How Is Low-Frequency Hearing Loss Identified?

A Low-frequency hearing loss may be missed because it tends to not have many symptoms. Lower frequency sounds do not have as much information as sounds in the higher frequencies so people with hearing in the middle and high frequencies can use what they hear in those frequencies to make up for what they do not hear in the lower frequencies, thereby "masking" the hearing loss.

A person with low-frequency hearing loss will usually develop speech and language normally. One of the few clues to a low frequency hearing loss is that the person has difficulty hearing in groups or in a noisy place. In most cases, this type of hearing loss will be noticed during a regular hearing screening.

If there is a family history of low frequency hearing loss, you should see an audiologist for a comprehensive hearing evaluation and not rely only on hearing screenings.

How Do You Treat Low-Frequency Hearing Loss?

It depends on what issues the person with hearing loss is having. In some cases, treatment may not be necessary. There are some wonderful hearing aids that can be used to give a boost to the low frequencies without amplifying the areas a person hears normally. More importantly, these hearing aids have noise reduction features and multiple microphones which may improve hearing in noisy situations. There are also options such as remote microphones. Your audiologist will be able to guide you in choosing appropriate technology. 

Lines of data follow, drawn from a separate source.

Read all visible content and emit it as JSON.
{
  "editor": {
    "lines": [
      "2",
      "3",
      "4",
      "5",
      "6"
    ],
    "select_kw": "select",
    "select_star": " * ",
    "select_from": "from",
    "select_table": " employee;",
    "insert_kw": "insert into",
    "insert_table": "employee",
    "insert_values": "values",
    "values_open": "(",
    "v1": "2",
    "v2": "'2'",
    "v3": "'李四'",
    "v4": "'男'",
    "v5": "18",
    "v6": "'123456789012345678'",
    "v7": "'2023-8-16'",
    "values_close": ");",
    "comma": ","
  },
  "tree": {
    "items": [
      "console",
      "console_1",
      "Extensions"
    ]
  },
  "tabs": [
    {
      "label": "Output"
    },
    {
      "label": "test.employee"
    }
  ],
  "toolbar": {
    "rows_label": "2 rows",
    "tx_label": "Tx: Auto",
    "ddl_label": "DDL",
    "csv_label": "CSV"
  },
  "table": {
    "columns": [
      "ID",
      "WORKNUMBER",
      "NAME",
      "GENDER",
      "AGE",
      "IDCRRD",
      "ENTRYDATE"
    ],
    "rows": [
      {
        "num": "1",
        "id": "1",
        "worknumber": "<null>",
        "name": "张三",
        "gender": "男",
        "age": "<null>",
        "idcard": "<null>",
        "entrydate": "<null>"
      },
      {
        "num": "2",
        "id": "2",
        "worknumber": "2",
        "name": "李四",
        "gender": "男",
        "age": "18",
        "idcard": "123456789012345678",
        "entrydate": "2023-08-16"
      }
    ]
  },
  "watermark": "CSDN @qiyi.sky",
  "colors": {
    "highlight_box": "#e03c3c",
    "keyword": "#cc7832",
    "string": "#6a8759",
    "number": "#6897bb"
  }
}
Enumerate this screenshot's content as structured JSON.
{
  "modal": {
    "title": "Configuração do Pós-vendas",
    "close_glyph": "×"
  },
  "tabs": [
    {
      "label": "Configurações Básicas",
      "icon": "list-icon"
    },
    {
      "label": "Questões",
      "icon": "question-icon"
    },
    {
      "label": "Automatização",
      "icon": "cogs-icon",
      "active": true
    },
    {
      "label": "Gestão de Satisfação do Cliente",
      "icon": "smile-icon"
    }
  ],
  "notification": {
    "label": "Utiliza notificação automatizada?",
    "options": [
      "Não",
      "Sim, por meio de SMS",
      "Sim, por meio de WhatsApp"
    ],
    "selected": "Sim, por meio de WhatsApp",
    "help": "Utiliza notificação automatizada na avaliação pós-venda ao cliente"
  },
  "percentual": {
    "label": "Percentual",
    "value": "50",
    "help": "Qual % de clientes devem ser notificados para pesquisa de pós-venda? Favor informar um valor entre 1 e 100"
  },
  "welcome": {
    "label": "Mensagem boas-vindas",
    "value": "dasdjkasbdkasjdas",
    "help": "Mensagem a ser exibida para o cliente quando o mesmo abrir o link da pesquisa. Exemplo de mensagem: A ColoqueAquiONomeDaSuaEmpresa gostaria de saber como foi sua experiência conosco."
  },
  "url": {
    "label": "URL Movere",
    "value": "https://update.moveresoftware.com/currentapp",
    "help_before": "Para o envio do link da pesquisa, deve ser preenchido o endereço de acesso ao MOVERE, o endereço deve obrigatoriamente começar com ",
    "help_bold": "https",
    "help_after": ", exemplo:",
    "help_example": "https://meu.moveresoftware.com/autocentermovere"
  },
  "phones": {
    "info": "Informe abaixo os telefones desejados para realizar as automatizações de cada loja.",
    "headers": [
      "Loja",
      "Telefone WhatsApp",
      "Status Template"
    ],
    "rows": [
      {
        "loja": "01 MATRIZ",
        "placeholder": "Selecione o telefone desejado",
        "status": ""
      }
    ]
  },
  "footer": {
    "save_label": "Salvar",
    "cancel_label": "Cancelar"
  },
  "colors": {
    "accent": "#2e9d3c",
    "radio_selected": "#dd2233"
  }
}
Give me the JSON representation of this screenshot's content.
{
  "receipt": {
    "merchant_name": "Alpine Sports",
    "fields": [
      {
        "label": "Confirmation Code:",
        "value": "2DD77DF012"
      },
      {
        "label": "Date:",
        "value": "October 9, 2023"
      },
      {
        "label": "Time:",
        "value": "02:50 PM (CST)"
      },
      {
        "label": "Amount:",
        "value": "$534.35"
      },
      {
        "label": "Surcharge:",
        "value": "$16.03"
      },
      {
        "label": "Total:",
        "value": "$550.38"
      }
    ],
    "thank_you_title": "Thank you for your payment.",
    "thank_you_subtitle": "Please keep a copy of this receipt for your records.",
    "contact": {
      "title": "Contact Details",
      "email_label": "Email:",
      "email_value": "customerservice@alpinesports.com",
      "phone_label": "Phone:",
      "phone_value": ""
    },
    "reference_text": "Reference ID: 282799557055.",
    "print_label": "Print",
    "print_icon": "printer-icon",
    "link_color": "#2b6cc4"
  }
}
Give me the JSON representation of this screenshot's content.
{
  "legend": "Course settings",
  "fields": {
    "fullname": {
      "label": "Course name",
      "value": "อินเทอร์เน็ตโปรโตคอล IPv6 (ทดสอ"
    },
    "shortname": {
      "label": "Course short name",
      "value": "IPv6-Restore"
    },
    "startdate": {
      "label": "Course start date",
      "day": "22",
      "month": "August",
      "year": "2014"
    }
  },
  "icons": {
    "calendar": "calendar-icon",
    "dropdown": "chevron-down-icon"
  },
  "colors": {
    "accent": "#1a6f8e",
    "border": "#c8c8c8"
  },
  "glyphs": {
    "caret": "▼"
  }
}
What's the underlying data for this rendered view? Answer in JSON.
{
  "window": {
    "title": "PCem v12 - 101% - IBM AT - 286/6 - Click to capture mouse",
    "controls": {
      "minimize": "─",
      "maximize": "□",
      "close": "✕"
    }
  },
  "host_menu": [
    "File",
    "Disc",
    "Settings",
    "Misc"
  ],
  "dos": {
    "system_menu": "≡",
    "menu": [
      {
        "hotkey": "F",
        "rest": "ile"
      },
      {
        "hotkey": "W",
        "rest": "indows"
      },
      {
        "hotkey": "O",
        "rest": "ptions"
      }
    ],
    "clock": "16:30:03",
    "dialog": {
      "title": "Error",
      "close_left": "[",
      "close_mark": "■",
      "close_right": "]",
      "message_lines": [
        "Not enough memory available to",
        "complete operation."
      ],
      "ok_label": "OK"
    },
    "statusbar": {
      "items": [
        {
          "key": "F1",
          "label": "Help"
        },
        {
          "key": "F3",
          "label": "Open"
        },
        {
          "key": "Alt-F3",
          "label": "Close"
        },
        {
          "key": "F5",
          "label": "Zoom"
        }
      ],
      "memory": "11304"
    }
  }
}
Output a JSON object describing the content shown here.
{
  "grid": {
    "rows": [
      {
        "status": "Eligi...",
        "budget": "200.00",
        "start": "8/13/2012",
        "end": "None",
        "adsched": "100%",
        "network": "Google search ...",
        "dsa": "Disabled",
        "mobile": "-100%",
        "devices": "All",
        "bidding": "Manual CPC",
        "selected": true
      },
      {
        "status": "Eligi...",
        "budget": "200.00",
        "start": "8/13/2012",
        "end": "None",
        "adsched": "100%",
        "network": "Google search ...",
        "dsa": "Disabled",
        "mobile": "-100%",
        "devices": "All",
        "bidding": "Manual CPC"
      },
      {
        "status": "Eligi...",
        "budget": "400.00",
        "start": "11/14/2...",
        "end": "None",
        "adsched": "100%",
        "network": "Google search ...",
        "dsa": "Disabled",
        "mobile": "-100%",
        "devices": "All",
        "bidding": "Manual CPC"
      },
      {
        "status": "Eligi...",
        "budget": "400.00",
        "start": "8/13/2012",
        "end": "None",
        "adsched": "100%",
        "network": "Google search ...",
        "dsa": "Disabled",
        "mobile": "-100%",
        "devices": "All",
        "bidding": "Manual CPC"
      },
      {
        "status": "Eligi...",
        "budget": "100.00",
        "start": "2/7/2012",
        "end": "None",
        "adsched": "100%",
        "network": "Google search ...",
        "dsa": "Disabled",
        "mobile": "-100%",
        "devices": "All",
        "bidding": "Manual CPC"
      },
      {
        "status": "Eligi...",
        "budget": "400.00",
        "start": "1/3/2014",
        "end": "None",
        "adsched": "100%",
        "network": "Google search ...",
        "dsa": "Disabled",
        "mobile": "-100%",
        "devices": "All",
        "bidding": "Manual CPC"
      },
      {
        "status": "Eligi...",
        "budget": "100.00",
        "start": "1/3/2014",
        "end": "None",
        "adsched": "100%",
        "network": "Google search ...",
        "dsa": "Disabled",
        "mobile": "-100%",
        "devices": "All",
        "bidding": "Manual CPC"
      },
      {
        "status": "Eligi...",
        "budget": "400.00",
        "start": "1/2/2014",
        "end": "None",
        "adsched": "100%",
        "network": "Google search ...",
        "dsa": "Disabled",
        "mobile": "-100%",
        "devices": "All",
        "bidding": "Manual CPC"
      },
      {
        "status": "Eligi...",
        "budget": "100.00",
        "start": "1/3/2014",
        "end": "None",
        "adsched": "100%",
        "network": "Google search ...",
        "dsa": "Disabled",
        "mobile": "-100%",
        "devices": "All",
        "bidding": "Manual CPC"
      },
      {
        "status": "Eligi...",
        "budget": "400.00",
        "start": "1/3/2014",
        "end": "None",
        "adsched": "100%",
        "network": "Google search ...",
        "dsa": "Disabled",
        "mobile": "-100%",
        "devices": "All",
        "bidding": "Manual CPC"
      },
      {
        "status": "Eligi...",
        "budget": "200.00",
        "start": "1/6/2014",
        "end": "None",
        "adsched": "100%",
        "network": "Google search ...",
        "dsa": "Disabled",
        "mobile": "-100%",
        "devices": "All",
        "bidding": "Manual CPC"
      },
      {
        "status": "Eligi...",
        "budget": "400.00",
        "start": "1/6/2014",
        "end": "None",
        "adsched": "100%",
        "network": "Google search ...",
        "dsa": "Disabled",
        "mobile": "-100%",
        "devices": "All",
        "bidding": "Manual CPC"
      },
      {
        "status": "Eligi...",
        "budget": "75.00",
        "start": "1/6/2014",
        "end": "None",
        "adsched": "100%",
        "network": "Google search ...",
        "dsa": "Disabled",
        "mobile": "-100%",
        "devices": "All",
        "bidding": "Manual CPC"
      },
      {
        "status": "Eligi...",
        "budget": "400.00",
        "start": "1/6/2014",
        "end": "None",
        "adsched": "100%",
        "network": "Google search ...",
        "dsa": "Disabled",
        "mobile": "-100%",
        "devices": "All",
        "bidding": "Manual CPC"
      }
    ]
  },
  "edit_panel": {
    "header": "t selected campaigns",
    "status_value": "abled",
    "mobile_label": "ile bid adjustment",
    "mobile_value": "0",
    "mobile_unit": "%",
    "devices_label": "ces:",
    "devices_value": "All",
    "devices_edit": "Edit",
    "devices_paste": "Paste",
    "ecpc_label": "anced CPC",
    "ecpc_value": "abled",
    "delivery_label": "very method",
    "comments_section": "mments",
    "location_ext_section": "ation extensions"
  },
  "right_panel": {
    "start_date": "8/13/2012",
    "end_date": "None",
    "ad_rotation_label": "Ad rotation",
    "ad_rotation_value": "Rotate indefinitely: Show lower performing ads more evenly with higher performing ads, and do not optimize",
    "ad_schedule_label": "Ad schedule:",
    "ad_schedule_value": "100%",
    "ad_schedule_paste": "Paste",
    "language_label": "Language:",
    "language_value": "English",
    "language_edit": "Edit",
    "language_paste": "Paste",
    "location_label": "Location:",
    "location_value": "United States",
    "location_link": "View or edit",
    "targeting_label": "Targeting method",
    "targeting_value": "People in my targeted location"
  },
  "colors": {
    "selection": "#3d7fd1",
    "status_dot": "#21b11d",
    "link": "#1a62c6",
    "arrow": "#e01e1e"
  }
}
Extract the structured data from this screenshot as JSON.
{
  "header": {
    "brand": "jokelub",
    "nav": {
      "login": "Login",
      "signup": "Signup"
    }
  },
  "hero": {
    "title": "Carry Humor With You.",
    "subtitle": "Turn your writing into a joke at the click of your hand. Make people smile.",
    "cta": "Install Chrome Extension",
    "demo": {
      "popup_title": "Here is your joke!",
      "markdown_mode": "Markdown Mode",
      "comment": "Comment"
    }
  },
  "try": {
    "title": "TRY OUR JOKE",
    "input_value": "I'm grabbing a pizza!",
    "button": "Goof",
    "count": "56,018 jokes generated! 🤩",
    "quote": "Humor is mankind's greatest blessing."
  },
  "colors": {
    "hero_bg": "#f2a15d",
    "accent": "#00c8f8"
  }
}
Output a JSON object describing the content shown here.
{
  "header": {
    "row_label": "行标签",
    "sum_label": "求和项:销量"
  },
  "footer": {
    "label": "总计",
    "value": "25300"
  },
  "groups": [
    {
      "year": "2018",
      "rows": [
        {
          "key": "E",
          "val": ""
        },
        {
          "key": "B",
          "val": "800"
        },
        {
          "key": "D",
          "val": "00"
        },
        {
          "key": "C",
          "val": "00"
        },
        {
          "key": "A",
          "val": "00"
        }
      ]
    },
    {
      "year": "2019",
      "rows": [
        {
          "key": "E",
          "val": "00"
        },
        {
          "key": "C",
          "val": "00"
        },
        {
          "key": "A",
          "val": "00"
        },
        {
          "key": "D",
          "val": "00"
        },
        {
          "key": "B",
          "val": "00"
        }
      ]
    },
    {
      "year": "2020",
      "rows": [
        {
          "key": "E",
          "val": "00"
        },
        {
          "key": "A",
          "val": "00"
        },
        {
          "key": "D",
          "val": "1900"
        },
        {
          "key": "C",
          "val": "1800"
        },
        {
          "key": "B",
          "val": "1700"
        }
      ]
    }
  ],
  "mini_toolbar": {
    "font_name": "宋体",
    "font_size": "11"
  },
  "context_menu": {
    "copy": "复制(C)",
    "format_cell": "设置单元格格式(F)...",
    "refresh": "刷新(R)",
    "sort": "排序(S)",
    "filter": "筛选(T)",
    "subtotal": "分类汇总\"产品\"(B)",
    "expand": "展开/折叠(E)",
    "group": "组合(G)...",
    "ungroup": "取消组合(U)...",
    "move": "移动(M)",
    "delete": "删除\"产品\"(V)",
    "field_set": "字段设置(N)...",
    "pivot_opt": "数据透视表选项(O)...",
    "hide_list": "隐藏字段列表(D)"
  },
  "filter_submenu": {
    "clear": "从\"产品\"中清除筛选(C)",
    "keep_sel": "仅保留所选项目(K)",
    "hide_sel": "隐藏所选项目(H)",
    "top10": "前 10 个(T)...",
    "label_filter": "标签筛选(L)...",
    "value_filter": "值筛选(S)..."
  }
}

Kuk, Francis, PhD, DeniseKeenan, MA, and Carl Ludvigsen, MS. Changing with the Times: Managing Low-Frequency Hearing Loss. Hearing Review November 2003. http://www.hearingreview.com/issues/articles/2003-11_04.asp. Accessed March 2011.​

Lesperance MM. WFS1 Gene Mutation and Polymorphism Database. Low-Frequency Hearing Loss. Kresge Hearing Research Institute. Human Genetics Laboratory. http://www.khri.med.umich.edu/research/lesperance_lab/low_freq.php. Accessed March 2011.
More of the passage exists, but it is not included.